M. Pierre Prady. Nous déduisons de nos déplacements sur le terrain, de nos entretiens et des réponses apportées à nos questionnaires que seule la rentabilité économique des petites structures conditionne leur pérennité, et ce même sans le principe de réservation de berceaux.

Mme Sarah Tanzilli, rapporteure. Je partage votre avis sur le Cifam et la démonstration que vous formulez à son encontre dans votre rapport ne peut être ignorée. Je suis néanmoins curieuse des conséquences de sa suppression. Vos préconisations s’orientent-elles vers le seul maintien du dispositif de tiers financement issu des entreprises ou votre vision a-t-elle pour objectif la suppression de l’intégralité du mécanisme de financement des berceaux par les entreprises ? Quelle substitution envisagez-vous ?

M. Simon Arambourou. J’attire votre attention sur les différents critères convergeant vers la suppression du Cifam énoncés dans notre rapport.
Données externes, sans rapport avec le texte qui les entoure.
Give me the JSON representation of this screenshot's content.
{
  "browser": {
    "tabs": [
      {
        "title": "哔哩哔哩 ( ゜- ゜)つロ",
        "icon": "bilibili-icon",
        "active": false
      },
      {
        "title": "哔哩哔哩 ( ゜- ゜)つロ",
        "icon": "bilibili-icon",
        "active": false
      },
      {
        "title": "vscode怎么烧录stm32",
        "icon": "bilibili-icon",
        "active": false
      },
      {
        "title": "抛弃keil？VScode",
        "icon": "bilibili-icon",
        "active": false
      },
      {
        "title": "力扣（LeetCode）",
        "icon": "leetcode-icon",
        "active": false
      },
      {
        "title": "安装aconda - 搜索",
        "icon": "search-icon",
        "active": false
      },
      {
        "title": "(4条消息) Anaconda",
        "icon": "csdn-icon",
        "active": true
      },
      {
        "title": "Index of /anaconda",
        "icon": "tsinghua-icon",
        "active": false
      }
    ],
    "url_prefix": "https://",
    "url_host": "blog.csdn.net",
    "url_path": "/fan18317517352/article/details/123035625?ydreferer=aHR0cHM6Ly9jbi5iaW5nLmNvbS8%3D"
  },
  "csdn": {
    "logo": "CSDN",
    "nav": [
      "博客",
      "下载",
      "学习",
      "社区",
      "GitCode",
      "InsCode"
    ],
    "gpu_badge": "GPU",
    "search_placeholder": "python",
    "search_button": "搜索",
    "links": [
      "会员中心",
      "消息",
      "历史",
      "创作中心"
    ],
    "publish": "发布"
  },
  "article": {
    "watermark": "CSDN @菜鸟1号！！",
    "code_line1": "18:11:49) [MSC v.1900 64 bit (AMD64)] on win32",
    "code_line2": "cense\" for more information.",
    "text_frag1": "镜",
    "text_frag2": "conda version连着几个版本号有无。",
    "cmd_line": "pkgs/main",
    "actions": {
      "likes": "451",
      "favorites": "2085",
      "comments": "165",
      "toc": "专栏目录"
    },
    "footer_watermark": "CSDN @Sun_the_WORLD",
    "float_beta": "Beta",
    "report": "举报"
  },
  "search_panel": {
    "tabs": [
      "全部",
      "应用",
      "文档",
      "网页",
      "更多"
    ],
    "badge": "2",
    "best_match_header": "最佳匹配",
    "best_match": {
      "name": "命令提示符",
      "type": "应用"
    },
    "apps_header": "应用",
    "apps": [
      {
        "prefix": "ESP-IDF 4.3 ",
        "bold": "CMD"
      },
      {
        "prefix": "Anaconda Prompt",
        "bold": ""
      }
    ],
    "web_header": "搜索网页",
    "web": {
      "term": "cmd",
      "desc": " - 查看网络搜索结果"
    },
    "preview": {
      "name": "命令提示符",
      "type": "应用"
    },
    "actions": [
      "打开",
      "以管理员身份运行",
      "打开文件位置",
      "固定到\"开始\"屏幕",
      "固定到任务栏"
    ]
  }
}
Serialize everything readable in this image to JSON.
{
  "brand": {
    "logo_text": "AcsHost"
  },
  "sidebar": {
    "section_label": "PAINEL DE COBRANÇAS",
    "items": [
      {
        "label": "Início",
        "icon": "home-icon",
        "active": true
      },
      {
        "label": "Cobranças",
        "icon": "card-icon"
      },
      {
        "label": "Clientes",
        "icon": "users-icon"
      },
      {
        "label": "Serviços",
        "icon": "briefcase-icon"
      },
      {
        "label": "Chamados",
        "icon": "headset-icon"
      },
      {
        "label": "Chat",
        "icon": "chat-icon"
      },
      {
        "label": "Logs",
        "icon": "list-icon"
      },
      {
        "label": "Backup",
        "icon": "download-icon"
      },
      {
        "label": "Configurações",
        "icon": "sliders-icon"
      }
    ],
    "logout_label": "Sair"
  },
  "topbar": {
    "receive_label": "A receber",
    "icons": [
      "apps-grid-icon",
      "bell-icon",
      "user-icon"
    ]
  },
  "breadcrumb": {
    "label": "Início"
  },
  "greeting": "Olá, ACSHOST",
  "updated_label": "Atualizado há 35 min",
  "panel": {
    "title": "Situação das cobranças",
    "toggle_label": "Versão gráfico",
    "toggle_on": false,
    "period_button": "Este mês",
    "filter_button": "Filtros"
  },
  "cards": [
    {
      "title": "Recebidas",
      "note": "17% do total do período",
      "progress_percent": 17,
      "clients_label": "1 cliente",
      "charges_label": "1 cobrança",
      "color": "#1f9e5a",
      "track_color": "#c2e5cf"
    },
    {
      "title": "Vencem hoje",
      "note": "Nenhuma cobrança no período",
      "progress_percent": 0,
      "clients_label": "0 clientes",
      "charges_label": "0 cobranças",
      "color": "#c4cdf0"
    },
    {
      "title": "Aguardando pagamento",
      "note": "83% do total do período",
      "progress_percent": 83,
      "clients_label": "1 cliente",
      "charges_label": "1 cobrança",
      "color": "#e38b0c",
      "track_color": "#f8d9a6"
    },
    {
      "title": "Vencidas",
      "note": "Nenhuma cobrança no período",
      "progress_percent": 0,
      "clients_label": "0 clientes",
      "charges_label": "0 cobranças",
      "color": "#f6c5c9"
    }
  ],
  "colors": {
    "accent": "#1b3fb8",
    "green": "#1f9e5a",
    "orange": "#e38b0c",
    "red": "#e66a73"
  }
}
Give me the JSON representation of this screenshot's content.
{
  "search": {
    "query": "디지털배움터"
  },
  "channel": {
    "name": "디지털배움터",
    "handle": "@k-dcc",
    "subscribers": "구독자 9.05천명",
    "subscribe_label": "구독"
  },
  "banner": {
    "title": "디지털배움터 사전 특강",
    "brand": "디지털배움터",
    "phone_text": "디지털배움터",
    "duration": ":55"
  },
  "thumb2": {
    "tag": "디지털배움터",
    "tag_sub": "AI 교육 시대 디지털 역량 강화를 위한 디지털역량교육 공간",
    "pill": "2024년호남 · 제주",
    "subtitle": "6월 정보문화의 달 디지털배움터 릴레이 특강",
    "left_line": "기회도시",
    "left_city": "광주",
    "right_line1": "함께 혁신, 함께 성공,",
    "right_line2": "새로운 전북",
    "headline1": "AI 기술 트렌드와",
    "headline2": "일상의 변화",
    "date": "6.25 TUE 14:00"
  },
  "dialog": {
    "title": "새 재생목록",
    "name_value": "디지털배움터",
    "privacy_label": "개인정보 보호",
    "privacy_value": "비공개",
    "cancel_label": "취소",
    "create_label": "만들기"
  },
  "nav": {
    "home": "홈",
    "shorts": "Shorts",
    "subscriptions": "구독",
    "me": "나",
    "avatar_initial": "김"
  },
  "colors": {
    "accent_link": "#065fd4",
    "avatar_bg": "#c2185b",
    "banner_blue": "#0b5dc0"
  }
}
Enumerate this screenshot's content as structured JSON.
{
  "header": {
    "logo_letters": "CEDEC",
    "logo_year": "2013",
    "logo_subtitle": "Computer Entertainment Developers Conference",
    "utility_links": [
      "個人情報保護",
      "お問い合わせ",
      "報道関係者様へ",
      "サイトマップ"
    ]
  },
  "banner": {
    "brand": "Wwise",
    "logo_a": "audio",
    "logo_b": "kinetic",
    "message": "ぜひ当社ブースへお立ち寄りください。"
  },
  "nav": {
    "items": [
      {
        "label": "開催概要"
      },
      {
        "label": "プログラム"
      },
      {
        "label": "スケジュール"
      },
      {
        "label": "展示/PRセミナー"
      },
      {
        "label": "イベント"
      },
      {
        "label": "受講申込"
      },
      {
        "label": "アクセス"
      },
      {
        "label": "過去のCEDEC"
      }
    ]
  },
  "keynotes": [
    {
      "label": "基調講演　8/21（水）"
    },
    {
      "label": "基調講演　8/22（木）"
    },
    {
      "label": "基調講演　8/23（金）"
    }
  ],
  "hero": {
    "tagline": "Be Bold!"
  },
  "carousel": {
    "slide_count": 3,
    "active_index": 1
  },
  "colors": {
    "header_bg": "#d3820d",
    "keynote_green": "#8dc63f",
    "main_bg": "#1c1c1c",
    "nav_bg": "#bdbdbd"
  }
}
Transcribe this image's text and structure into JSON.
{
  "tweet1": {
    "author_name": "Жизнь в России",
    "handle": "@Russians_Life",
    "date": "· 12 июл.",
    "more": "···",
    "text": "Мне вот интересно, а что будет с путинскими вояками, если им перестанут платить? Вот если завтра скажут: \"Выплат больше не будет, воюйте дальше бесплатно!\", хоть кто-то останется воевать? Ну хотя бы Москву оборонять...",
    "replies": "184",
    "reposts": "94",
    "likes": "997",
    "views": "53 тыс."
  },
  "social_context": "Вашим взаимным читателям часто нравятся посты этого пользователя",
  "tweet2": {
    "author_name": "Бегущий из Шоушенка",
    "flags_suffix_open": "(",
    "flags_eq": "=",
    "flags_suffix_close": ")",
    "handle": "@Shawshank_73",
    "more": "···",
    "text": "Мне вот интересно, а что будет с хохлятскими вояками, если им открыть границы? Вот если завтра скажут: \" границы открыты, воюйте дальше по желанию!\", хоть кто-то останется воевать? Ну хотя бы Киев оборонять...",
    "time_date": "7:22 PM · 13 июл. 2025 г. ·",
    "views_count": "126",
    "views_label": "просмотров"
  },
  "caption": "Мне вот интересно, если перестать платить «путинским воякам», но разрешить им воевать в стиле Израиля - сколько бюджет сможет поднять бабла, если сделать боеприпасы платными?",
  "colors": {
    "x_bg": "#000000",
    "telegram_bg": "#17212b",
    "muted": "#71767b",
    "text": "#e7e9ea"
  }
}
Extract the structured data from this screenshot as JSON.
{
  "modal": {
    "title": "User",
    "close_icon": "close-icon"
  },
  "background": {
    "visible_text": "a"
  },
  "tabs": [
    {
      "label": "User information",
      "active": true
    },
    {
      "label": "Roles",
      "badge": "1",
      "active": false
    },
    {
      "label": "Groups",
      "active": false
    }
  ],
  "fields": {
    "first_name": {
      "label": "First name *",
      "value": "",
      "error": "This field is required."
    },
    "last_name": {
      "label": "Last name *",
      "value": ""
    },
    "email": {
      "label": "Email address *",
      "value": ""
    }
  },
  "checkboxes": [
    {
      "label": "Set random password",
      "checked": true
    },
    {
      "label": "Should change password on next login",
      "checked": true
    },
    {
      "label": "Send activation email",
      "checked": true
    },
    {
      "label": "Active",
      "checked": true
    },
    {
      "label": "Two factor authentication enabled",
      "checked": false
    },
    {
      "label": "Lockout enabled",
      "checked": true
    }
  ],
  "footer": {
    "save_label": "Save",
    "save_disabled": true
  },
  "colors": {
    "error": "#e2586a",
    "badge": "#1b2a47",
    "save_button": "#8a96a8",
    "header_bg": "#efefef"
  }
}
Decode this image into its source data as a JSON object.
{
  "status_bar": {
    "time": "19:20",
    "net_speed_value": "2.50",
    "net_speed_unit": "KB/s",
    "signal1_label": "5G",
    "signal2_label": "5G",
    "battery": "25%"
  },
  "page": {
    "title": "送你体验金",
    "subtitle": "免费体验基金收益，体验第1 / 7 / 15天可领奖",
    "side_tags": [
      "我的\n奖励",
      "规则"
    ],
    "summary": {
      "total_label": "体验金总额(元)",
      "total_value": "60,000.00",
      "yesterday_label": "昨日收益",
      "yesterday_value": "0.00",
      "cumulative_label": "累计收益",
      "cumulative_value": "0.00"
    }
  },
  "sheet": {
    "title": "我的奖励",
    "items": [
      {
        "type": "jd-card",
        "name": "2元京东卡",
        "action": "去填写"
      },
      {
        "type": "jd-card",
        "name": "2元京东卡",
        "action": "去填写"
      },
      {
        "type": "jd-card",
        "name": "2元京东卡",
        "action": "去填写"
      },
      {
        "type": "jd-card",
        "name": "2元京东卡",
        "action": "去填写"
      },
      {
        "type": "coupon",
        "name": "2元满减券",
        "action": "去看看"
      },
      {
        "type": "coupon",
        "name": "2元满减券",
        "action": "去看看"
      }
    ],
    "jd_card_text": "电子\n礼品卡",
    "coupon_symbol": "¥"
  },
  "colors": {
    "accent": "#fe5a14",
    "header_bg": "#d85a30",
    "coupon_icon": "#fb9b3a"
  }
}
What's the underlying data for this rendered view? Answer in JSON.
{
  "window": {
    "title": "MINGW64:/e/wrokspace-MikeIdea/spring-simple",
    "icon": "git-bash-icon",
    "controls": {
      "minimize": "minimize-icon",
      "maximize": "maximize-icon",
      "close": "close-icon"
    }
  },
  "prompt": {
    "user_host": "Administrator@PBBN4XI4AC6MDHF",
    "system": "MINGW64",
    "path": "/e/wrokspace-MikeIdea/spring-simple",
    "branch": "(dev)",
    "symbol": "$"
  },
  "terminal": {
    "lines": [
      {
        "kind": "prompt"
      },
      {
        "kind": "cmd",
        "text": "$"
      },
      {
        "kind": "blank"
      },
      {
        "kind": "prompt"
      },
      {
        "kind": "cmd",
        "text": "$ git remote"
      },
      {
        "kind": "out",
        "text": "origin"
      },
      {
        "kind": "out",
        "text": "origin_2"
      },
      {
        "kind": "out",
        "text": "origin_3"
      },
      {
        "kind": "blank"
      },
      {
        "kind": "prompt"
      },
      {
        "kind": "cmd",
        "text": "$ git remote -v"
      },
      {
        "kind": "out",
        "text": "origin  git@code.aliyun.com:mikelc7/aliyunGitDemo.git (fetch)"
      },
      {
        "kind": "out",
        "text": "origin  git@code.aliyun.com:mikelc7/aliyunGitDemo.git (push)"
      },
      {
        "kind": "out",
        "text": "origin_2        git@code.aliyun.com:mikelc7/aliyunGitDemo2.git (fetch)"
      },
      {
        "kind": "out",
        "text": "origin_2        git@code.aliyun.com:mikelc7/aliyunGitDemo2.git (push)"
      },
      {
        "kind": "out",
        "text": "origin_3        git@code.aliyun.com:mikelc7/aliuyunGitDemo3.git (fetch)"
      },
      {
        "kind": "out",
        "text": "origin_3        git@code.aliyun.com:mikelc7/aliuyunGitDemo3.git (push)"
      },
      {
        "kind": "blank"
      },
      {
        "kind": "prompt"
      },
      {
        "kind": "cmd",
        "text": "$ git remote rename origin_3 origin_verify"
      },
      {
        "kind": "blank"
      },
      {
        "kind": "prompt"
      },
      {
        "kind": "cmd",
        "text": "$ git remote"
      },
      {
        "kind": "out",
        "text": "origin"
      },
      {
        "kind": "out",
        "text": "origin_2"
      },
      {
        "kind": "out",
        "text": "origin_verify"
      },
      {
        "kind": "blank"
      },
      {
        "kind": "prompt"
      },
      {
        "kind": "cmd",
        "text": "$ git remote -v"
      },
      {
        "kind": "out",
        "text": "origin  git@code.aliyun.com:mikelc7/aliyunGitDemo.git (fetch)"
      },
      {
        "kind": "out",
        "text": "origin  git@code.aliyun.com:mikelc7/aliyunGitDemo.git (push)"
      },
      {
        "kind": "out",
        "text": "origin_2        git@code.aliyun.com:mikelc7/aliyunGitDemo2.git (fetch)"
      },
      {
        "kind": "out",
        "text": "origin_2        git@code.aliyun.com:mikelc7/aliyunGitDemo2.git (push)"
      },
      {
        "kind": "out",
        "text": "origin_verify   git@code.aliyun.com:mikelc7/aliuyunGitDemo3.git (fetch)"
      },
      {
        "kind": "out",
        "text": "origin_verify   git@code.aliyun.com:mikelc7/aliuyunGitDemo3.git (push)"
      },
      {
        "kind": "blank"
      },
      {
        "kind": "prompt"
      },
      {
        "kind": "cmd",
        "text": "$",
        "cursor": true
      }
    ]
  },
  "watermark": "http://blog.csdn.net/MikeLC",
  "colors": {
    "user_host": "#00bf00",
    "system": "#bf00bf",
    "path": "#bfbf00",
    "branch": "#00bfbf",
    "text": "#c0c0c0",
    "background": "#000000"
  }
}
Si les entreprises financent les crèches par ce biais, il convient d’y ajouter l’exonération des sommes dues au titre de l’impôt sur les sociétés, qui porte la contribution du service public à hauteur de 75 %. Autrement dit, la participation des entreprises apparaît toute relative.

Par ailleurs, la suppression du Cifam n’induit pas nécessairement la fin du principe de réservation de berceaux, étant entendu que des entités publiques, non bénéficiaires de ces avantages fiscaux par nature, réservent également un nombre de places considérable.

M. le président Thibault Bazin. Êtes-vous en mesure d’établir le ratio de réservation du secteur public ?

M. Pierre Prady. Les données sur les bénéficiaires du Cifam sont malheureusement rares.

M. le président Thibault Bazin. Je m’étonne que même l’inspection des finances dispose de si peu d’informations.

M. Pierre Prady. Nous sommes tout de même parvenus à conduire une analyse sur les bénéficiaires. Elle est annexée au rapport, mais ne s’assortit d’aucune donnée comparée entre les entités publiques et les entreprises privées.

M. le président Thibault Bazin. La Cour se penche sur cette question. Le ratio pourrait être à parts égales.

M. Simon Arambourou. Nous avons pleinement conscience de l’inquiétude exprimée par certains acteurs envers une éventuelle suppression du Cifam. Or il ne s’agit que de procéder à un recyclage en rendant le complément de libre choix du mode de garde plus linéaire. Autrement dit, la démarche est vertueuse et vise à éliminer une dépense que nous jugeons peu opportune sans engendrer de perte financière à proprement parler, tout en permettant à certaines familles d’avoir un meilleur accès aux micro‑crèches.

M. Pierre Prady. Je précise que notre recommandation ne vise que le Cifam et non la déductibilité des sommes dues au titre de l’impôt sur les sociétés. Les employeurs pourraient maintenir la volonté de participer au financement de places en crèche pour leur personnel au détriment d’autres modes de financement ou d’une augmentation de salaire, ce qui plaide a fortiori pour le financement des berceaux réservés.

Mme Sarah Tanzilli, rapporteure. Si je comprends bien, votre proposition de suppression du Cifam n’induit aucune évolution du mécanisme du tiers réservataire d’entreprise et ne freine aucunement le principe de réservation de berceaux plébiscité par les entreprises, tout en réduisant les inégalités de traitement entre les bénéficiaires.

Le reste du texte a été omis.